Our car sharing club is working to implement a smart system in our vehicles which will allow access via RFID-cards, and which will record milage for the booking and billing system.

We are using a tracker unit (http://flextrack.dk/en/products/tracking-devices/lommy-pro-ii.html which has a relatively low power consumption, but unfortunately not low enough.

We have found that if a car is left unused for 4-6 days the car battery is drained such that we cannot start the engine. This is not acceptable.

The tracker is in contact with our server over GSM/GPRS and we cannot switch it off since it must be available to receive information about new reservations and to act on RFID signals from users.

The tracker has a an internal 1.1Ah 3.7V Lithium-ion battery which will keep the unit running for around 5-6 hrs, so I suspect that our main problem has to do with the charging circuit being "greedy" and not energy saving.

Without trying to hack into the tracker, my plan is to put a timer switch on the external power supply from the car battery to the tracker. I would like a simple circuit which, when the ignition is turned off, would connect/disconnect power for e.g. 10min/60min.

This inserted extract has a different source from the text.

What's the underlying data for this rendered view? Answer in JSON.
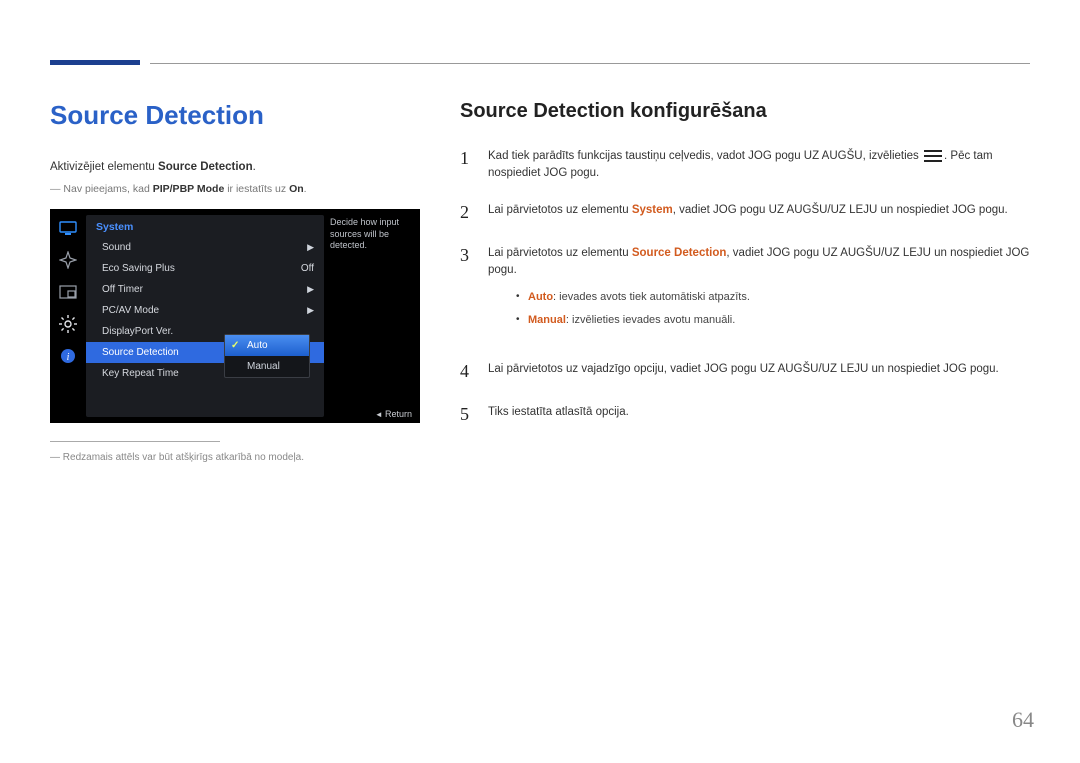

I will do some tests to establish the actual on/off durations required to keep the tracker alive. My expectation is that this will reduce the overhead consumption of the tracker charging circuit, and ensure that it feed most of the power from the car battery into the internal battery in the tracker.

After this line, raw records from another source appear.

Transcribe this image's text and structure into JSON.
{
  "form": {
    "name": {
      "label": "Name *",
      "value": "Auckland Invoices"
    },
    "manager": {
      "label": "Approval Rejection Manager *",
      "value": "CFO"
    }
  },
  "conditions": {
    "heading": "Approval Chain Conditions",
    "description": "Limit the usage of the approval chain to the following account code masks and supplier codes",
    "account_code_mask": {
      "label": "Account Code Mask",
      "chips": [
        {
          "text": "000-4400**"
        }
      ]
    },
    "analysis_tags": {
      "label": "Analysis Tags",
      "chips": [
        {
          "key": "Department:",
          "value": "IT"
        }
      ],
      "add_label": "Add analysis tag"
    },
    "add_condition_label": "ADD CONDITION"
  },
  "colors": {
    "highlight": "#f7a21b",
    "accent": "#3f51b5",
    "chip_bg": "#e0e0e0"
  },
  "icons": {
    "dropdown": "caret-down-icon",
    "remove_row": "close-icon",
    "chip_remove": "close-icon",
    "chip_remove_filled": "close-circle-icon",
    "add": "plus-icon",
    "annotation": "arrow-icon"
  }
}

If possible, I would prefer to use simple discrete components tuned to the on/off periods instead of a microcontroller.

Answer 1

Some more info on the charger would be useful (any specs written on the casing, in the manual, etc)
Hopefully it's a switching charger.

Anyway, some rough calculations:

Battery Wh = 1.1Ah * 3.7V = ~4Wh Typical car battery Wh = 50Ah * 12V = 600Wh

You say the device operates for roughly 6 hours on a full charge, so the average current and power consumption is:

1.1Ah / 6 = 183mA 4Wh / 6 = 678mW

If we assume the battery is in good condition and can supply, say 300Wh (half of it's capacity) and still start (I'm no expert on car batteries so this is a bit if a guess, but I'm pretty sure less than 50% charge is a bad idea) then the operating time is:

300Wh / 0.678W = 442 hours or 18 days.

Now the above does not include the charger inefficiency and battery drain caused by other electronics in the car, so it seems feasible that you could halve this figure quite easily.

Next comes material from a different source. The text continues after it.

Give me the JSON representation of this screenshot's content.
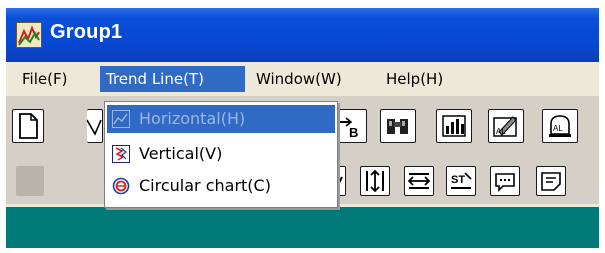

So although making sure the charger is doing a good job is certainly a good idea, I think it is likely that just shutting off the charger periodically may not be the answer, and you need to look at lowering the devices consumption (e.g. transmit data less frequently) and/or installing a larger capacity battery. Also, if the car is not in a garage, one of the readily available dashboard solar panels would help to keep the battery topped up.

Simple Timer Circuit

Since there has to be many such circuits already out there, rather than draw it from scratch I had a quick look around to find the kind of thing I had in mind that didn't involve a microcontroller (sorry it's a bit late, some urgent stuff came up)
Anyway, this circuit at http://www.electronics-project-design.com/electronictimerswitch.html seems to almost fit the requirements quite nicely, and is based on easily swappable and cheap components. It can be upgraded if necessary (e.g. the oscillator could be crystal based for better accuracy)

The IC is a 14-bit binary counter, and is clocked by the RC oscillstor made from pins 9, 10 and 11. The values of the RC components set the clock period (more info in the C4060B datasheet)
To set the on/off period, you need to AND the correct pins together for your desired ratio. Say you set the timing so the the count reaches 2^14 in 60 minutes, this means the clock is 2^14 / 3600 = ~4.55Hz.
Now you want the timer on for 7.5 minutes of this hour, so you need it on for 2^14 / 8 = 2048 counts. So to calculate the bits we need to AND together:

2^14 - (2^14/8) = 14336 to binary equals:

11100000000000

So bits 13, 12 and 11 need to be ANDed together (the same as the schematic above just without D1)
This is just a rough example, other timings can be achieved by calculating accordingly and you could use proper AND/OR gates, or a comparator IC or cascade another counter IC or... if you want to improve the design. Hope this helps to get you started.